Atah Roy terus mengagul (membenturkan) kepalanya di batang durian yang sudah lima tahun tidak berbuah. Batang durian berusia 60 tahun di samping rumah Atah Roy ini, memang banyak membantu Atah Roy ketika masih produktif berbuah. Dari hasil menjual buah durian itu, Atah Roy dapat menyumbang untuk masjid, perbaikan jalan berlubang, membetul jembatan dan sampai membantu beasiswa beberapa budak tak mampu. Namun semuanya itu hanya jadi kenangan dan kenyataan hari ini adalah Atah Roy mengagulkan kepalanya di batang durian tersebut.

“Sudahlah, Tah, jangan Atah menyikse diri disebabkan batang durian ini tak berbuah lagi,” ucap Leman Lengkung membujuk Pak Ciknya agar tidak melakukan tindakan bodoh ini.
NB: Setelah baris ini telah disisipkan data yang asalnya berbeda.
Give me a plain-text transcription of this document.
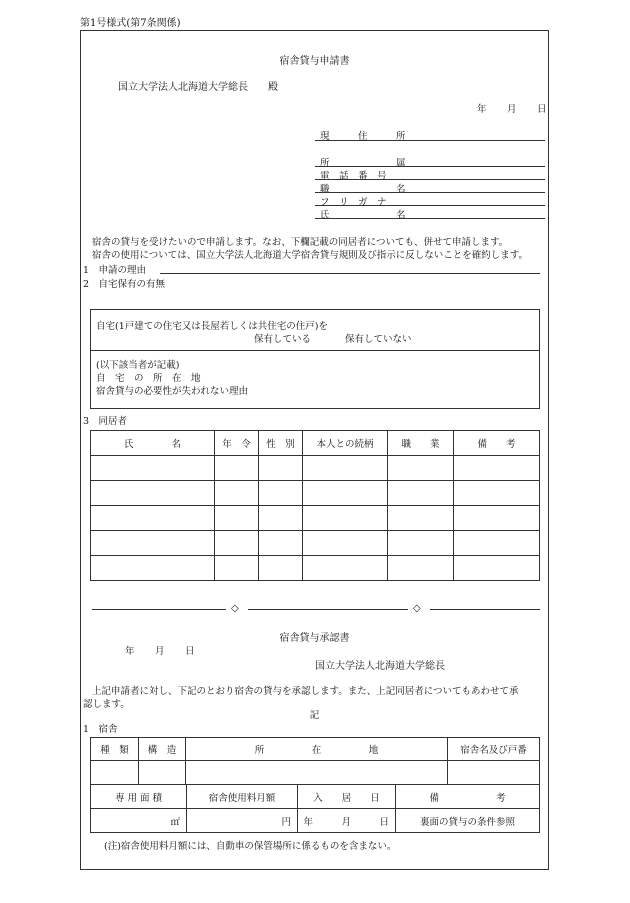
第1号様式(第7条関係)
宿舎貸与申請書
国立大学法人北海道大学総長　　殿
年 月 日
現　　　住　　　所
所　　　　　　　属
電　話　番　号
職　　　　　　　名
フ　リ　ガ　ナ
氏　　　　　　　名
宿舎の貸与を受けたいので申請します。なお、下欄記載の同居者についても、併せて申請します。
宿舎の使用については、国立大学法人北海道大学宿舎貸与規則及び指示に反しないことを確約します。
1　申請の理由
2　自宅保有の有無
自宅(1戸建ての住宅又は長屋若しくは共住宅の住戸)を
保有している	保有していない
(以下該当者が記載)
自　宅　の　所　在　地
宿舎貸与の必要性が失われない理由
3　同居者
氏　　　　名	年　令	性　別	本人との続柄	職　　業	備　　考

◇	◇
宿舎貸与承認書
年 月 日
国立大学法人北海道大学総長
上記申請者に対し、下記のとおり宿舎の貸与を承認します。また、上記同居者についてもあわせて承
認します。
記
1　宿舎
種　類	構　造	所　　　　　在　　　　　地	宿舎名及び戸番

専 用 面 積	宿舎使用料月額	入　　居　　日	備　　　　　　考
㎡	円	年　　　月　　　日	裏面の貸与の条件参照
(注)宿舎使用料月額には、自動車の保管場所に係るものを含まない。
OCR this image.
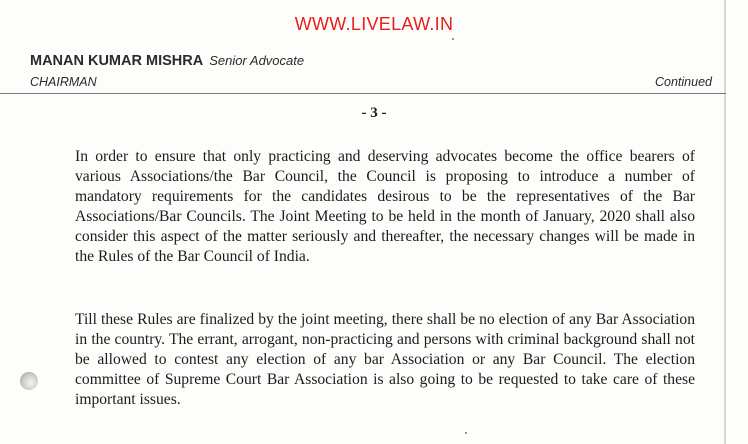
WWW.LIVELAW.IN
MANAN KUMAR MISHRA Senior Advocate
CHAIRMAN	Continued
- 3 -

In order to ensure that only practicing and deserving advocates become the office bearers of various Associations/the Bar Council, the Council is proposing to introduce a number of mandatory requirements for the candidates desirous to be the representatives of the Bar Associations/Bar Councils. The Joint Meeting to be held in the month of January, 2020 shall also consider this aspect of the matter seriously and thereafter, the necessary changes will be made in the Rules of the Bar Council of India.

Till these Rules are finalized by the joint meeting, there shall be no election of any Bar Association in the country. The errant, arrogant, non-practicing and persons with criminal background shall not be allowed to contest any election of any bar Association or any Bar Council. The election committee of Supreme Court Bar Association is also going to be requested to take care of these important issues.
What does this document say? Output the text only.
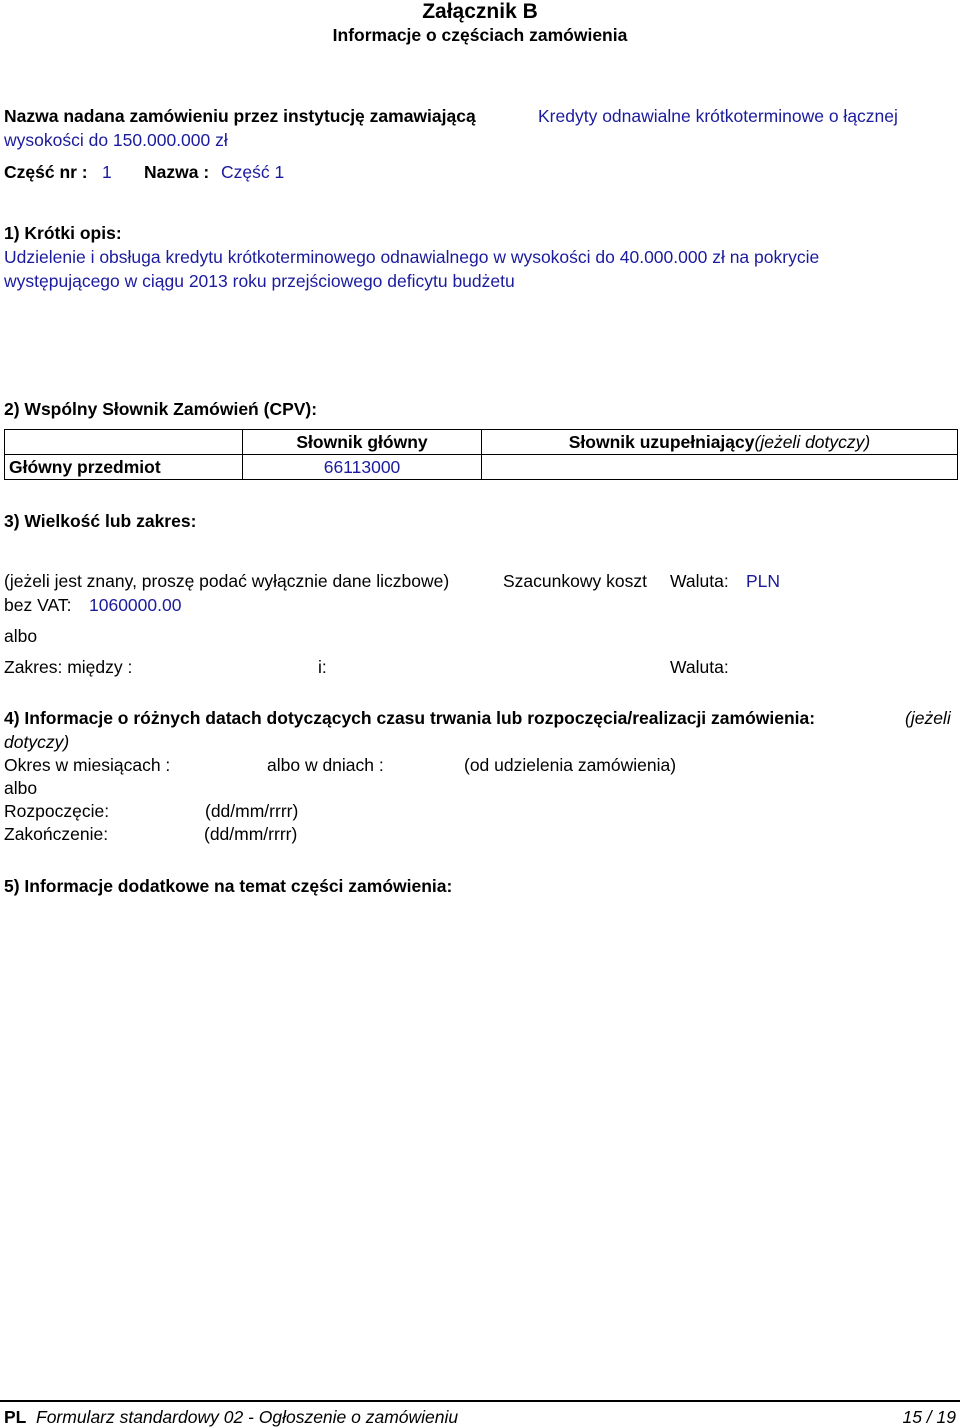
Załącznik B
Informacje o częściach zamówienia
Nazwa nadana zamówieniu przez instytucję zamawiającą	Kredyty odnawialne krótkoterminowe o łącznej
wysokości do 150.000.000 zł
Część nr : 1 Nazwa : Część 1
1) Krótki opis:
Udzielenie i obsługa kredytu krótkoterminowego odnawialnego w wysokości do 40.000.000 zł na pokrycie
występującego w ciągu 2013 roku przejściowego deficytu budżetu
2) Wspólny Słownik Zamówień (CPV):
	Słownik główny	Słownik uzupełniający(jeżeli dotyczy)
Główny przedmiot	66113000	
3) Wielkość lub zakres:
(jeżeli jest znany, proszę podać wyłącznie dane liczbowe)	Szacunkowy koszt Waluta: PLN
bez VAT: 1060000.00
albo
Zakres: między :	i:	Waluta:
4) Informacje o różnych datach dotyczących czasu trwania lub rozpoczęcia/realizacji zamówienia:	(jeżeli
dotyczy)
Okres w miesiącach :	albo w dniach :	(od udzielenia zamówienia)
albo
Rozpoczęcie:	(dd/mm/rrrr)
Zakończenie:	(dd/mm/rrrr)
5) Informacje dodatkowe na temat części zamówienia:
PL Formularz standardowy 02 - Ogłoszenie o zamówieniu	15 / 19
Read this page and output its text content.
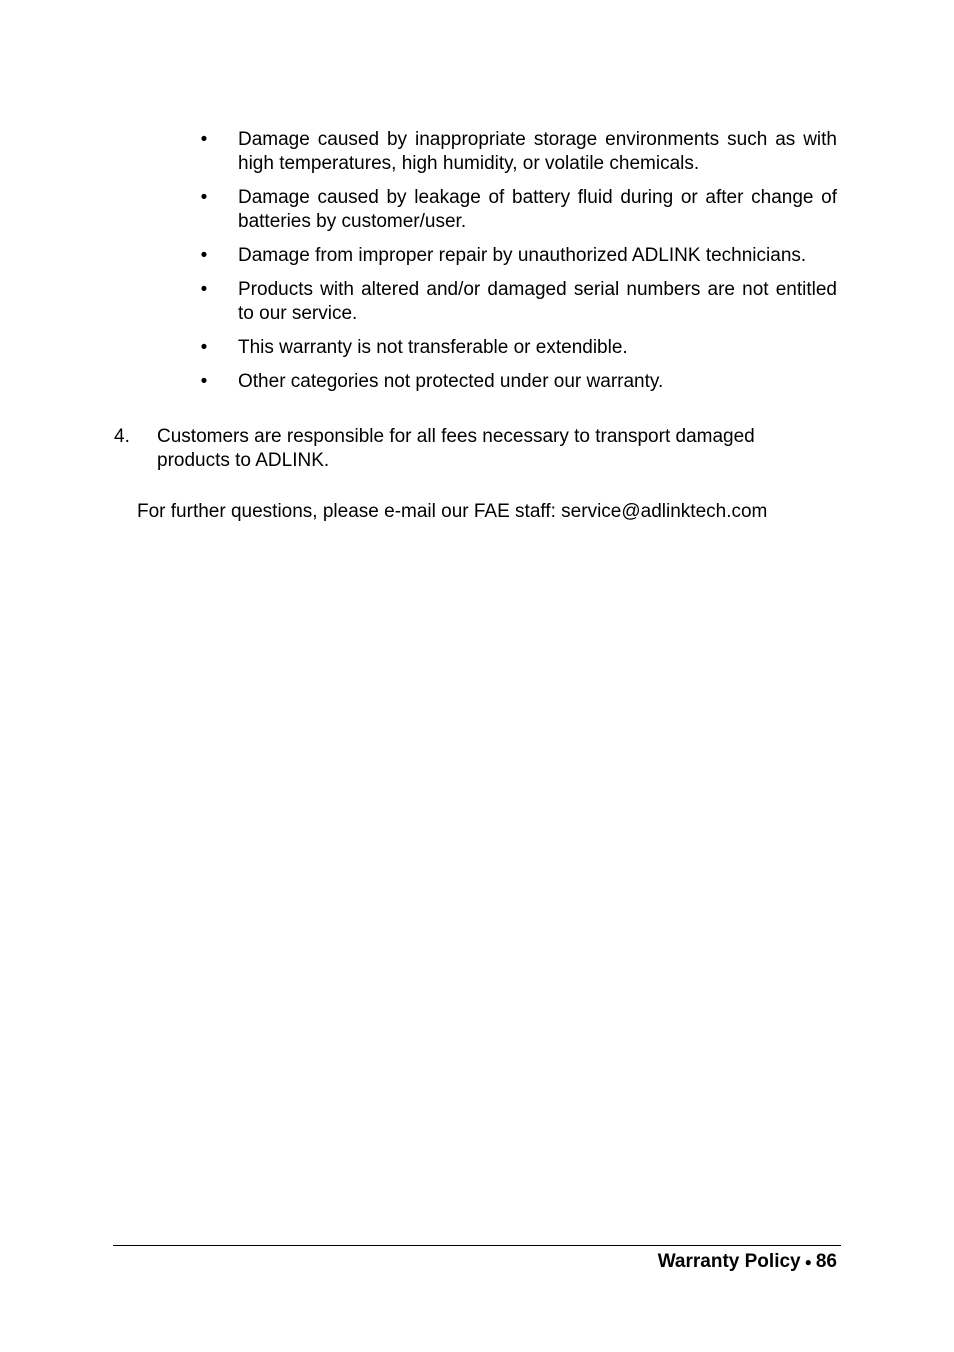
• Damage caused by inappropriate storage environments such as with high temperatures, high humidity, or volatile chemicals.
• Damage caused by leakage of battery fluid during or after change of batteries by customer/user.
• Damage from improper repair by unauthorized ADLINK technicians.
• Products with altered and/or damaged serial numbers are not entitled to our service.
• This warranty is not transferable or extendible.
• Other categories not protected under our warranty.
4. Customers are responsible for all fees necessary to transport damaged products to ADLINK.
For further questions, please e-mail our FAE staff: service@adlinktech.com
Warranty Policy ● 86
Atah Roy seperti orang kemasukan. Ia tidak memperdulikan apa yang dikatakan Leman Lengkung, bahkan semakin menjadi Atah Roy mengagulkan kepalanya.

“Ngucap, Tah. Berpikir waraslah, Tah. Ape, Atah pikir dengan melakukan hal seperti ini batang durian ini akan serte merte berbuah lagi? Tidak, Tah, sudah sampai masenye batang durian ini tidak dapat diharapkan lagi,” ucap Leman Lengkung dengan nada yang agak geram.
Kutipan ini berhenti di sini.